When we stumbled off the bus just after sunrise, our brains may have actually been mildly hypothermic.  We waded through the first wave of taxi drivers and asked a small old man toward the back of the group to take us to the hostel Kris had reserved before we left Isla Verde.

Over the course of the next hour we made a number of what can only be described as inexcusable rookie mistakes that left us scratching our heads at our own stupidity and complacency a short time later.

Inexplicably, by seven a.m., we had made and paid for reservations not only to the ruins of Tikal, but also for bus tickets to the Mexican border and onward to Playa del Carmen.

By nine a.m., we had realised there was a high probability we had been suckered.

The battery in Kris’ iPhone, which had died on the overnight bus trip twelve hours earlier, preventing any online research while we were underway, was now sufficiently charged.  Enough so for Kris to start finding all kinds of TripAdvisor and other online warnings regarding the dishonest and unethical business practices of Enrique – the same fucker who had just sold us the tickets.

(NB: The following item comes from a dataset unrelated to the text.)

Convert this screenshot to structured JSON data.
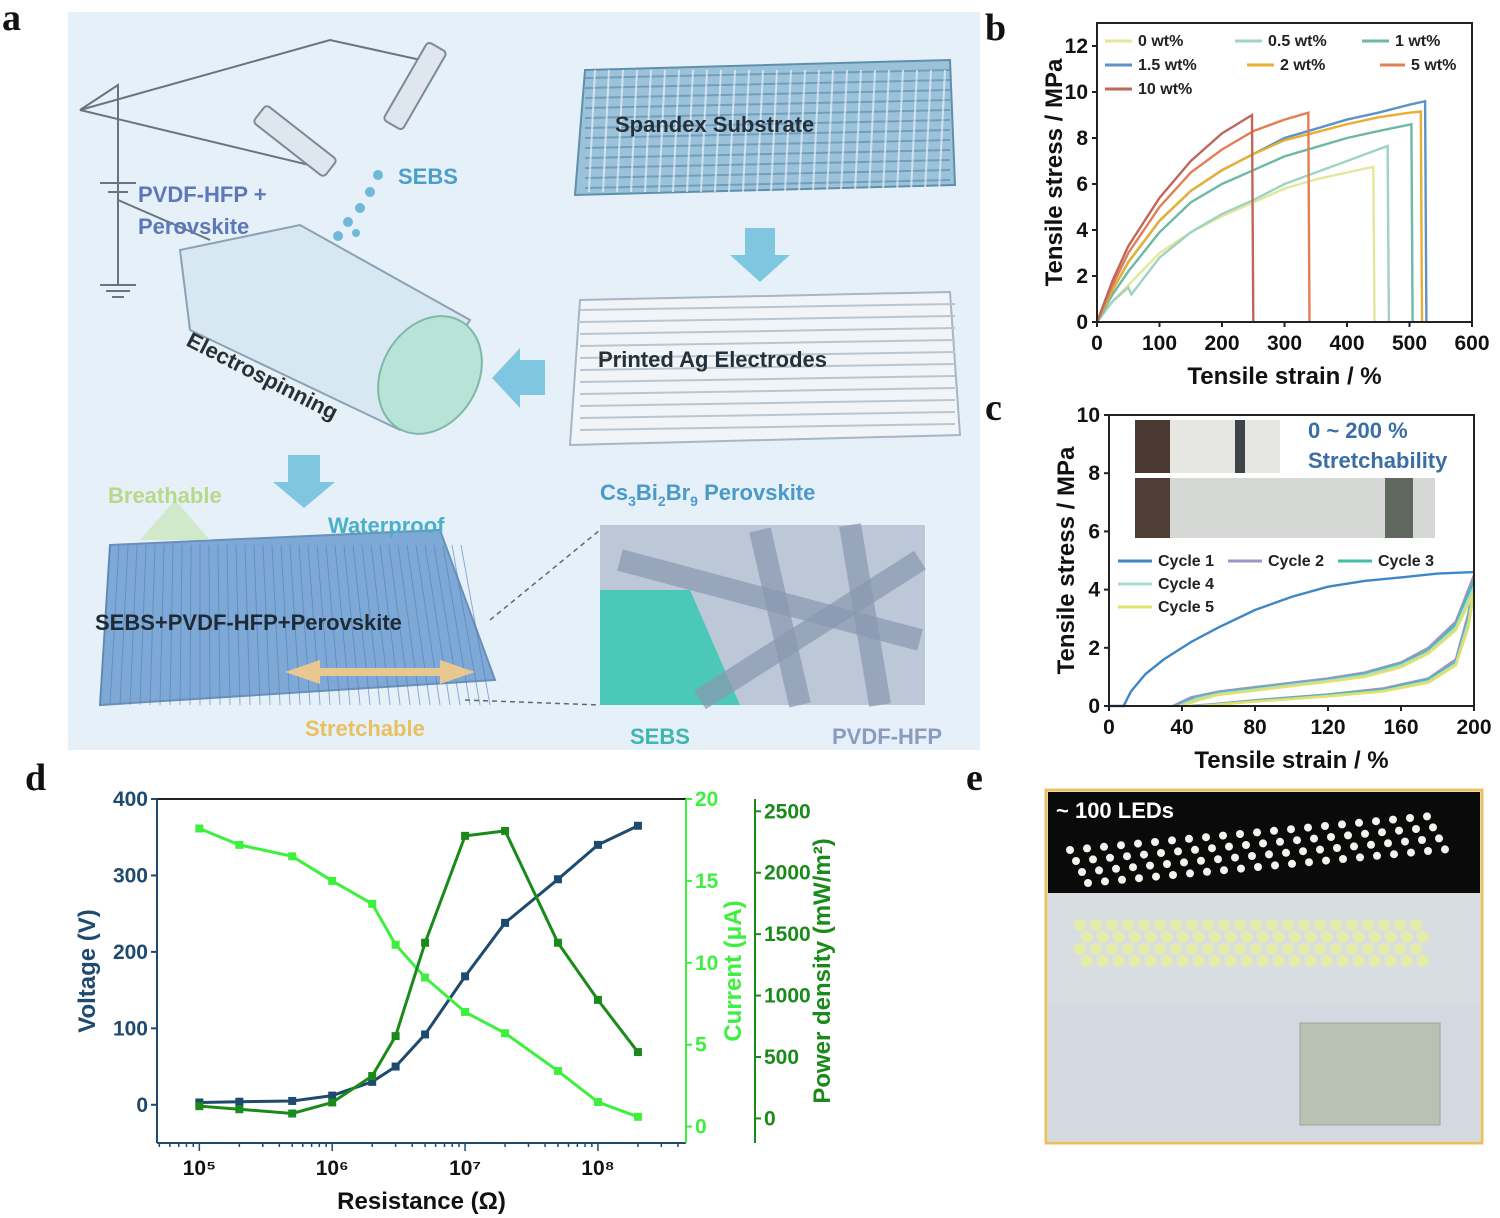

If we had paid too much for tickets, that was one thing.  But if we had been sold tickets that didn’t actually exist… that would be a whole different level of asshole.

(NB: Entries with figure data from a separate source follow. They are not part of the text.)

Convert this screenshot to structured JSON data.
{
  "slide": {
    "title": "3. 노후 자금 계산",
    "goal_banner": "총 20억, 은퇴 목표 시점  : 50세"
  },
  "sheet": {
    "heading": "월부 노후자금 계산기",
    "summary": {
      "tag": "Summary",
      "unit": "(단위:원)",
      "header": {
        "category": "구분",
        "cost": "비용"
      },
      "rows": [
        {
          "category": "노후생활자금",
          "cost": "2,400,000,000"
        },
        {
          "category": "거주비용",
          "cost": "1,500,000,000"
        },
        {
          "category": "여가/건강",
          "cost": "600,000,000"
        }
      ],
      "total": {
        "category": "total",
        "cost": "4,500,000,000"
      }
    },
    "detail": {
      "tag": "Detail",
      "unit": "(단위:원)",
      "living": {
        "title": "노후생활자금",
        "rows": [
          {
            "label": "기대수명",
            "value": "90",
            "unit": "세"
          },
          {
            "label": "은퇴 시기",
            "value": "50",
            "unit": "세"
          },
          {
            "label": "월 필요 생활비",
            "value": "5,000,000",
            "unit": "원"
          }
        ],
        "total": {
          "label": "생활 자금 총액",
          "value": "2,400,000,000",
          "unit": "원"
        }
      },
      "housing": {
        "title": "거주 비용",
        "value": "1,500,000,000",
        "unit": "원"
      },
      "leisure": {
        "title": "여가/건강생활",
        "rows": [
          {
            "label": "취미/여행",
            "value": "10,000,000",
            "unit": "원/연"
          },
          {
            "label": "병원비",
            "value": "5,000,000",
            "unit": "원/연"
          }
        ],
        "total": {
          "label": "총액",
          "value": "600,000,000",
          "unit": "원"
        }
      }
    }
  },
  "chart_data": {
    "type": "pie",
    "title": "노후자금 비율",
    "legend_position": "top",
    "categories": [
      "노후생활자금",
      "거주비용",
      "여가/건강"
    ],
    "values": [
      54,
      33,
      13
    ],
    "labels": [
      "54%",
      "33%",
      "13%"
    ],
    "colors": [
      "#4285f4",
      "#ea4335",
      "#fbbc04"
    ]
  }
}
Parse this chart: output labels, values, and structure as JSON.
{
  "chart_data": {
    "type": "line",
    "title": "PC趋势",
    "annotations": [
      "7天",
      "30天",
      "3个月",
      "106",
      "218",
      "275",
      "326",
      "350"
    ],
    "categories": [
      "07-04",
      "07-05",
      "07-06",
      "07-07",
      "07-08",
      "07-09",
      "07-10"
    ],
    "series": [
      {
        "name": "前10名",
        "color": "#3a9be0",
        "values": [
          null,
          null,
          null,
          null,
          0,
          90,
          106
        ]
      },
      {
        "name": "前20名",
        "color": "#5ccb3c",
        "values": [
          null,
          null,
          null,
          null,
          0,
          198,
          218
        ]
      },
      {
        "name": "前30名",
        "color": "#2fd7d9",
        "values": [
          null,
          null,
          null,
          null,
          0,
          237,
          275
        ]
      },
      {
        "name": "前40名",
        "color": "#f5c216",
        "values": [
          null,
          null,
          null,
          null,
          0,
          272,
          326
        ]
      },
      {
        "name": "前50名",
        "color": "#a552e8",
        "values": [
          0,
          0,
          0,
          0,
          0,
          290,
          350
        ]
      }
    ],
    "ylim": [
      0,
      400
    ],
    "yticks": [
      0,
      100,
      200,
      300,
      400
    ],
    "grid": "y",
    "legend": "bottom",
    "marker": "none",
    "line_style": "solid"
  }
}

We decided a visit to the tourist police INGUAT was worth the time.  However, in a very broken conversation we were able to ascertain that, while yes, they were well familiar with the shady business practices of Enrique the scar-faced Cartel thug, they couldn’t do anything in this instance until after he had actually ripped us off… fuck.

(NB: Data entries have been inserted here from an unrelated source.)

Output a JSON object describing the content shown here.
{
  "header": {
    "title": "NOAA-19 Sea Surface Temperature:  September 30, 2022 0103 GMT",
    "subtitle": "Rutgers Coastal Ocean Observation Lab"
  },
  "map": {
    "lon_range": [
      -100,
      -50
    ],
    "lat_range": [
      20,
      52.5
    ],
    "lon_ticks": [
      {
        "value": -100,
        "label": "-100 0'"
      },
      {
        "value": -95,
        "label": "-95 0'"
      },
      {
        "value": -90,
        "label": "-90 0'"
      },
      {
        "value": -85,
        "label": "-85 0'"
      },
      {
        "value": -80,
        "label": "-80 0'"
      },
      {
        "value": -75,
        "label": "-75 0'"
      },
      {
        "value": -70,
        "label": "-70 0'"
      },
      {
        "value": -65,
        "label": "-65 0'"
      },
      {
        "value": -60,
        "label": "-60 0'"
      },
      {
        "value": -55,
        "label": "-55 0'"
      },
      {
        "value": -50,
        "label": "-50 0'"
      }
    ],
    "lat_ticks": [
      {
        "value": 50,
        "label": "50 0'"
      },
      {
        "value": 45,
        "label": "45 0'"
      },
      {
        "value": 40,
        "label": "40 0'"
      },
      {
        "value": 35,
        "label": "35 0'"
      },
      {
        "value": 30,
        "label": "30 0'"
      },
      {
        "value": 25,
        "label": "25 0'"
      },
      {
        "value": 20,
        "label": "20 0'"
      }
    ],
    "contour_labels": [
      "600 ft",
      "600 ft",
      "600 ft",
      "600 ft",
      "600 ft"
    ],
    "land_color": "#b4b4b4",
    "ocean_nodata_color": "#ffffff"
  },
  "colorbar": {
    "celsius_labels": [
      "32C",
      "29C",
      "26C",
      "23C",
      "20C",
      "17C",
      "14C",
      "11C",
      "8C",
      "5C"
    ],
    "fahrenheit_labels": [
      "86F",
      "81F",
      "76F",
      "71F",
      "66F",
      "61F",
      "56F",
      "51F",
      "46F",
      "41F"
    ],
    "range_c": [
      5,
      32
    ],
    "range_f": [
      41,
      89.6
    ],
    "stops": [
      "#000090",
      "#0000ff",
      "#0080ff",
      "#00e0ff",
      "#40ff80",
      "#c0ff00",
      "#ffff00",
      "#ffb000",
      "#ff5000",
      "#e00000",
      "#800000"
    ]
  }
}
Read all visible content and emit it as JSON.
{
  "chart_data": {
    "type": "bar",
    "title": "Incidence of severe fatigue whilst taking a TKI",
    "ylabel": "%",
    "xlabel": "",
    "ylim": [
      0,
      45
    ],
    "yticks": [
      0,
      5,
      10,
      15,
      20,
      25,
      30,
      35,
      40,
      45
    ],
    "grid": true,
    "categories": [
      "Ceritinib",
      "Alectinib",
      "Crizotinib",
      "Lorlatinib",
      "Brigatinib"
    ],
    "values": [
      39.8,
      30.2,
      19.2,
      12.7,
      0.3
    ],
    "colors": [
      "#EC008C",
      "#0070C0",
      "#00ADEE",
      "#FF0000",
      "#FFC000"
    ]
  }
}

They made copies of everything we had and sent us on our way, inviting us to contact  them if it all went to shit.

Tikal

Test question number one from the “Did Enrique really screw us?” inquiry was whether we would even be picked up for the day trip to the Tikal ruins.

We were… and to be fair with full disclosure, it was a great day trip.  The guide Ruben, a Mayan descendent who was living on part of the land converted to national park when Tikal gained UNESCO Heritage status, was incredibly knowledgable and had a personal stake in passing on the history as well as carrying on the legacy of Tikal.

The Maya were aware that the earth was round and orbited the Sun.  Maya hieroglyphic script is one of only five basic writing systems ever developed in the history of mankind. The Maya calendar, over five thousand years in its cycle, is more accurate than the Gregorian calendar currently in use.  They were the people from which the Aztec and Inca civilisations emerged.

For over a thousand years, Tikal represented the heart of the Maya civilisation.  The city’s structures, built between 600 B.C. and 900 A.D., pre-date both Machu Picchu and Chichen Itza.  And yet, ultimately, Tikal was mysteriously abandoned within one hundred years time.

The already excavated structures number only a fraction of the thousands of earthen mounds scattered throughout the area.  Mounds that hide additional currently undisturbed Mayan ruins, have remained swallowed by the thick Guatemalan jungle for over a millennium.

Wandering around the remnants of what had once been a gleaming central hub for tens of thousands of people was surreal. Massive limestone temples and structures silently emerged from their still partially buried states, peaking out above the upper canopy of the surrounding trees.  Even with their staggering scale, they struggle to remain free, as the jungle relentlessly seeks to reclaim them.

Later, it was amazing to learn that, fifty years before, my Mom’s sister had cooked breakfast on a Sterno stove atop one of the same Tikal ruins we were currently standing on… crazy.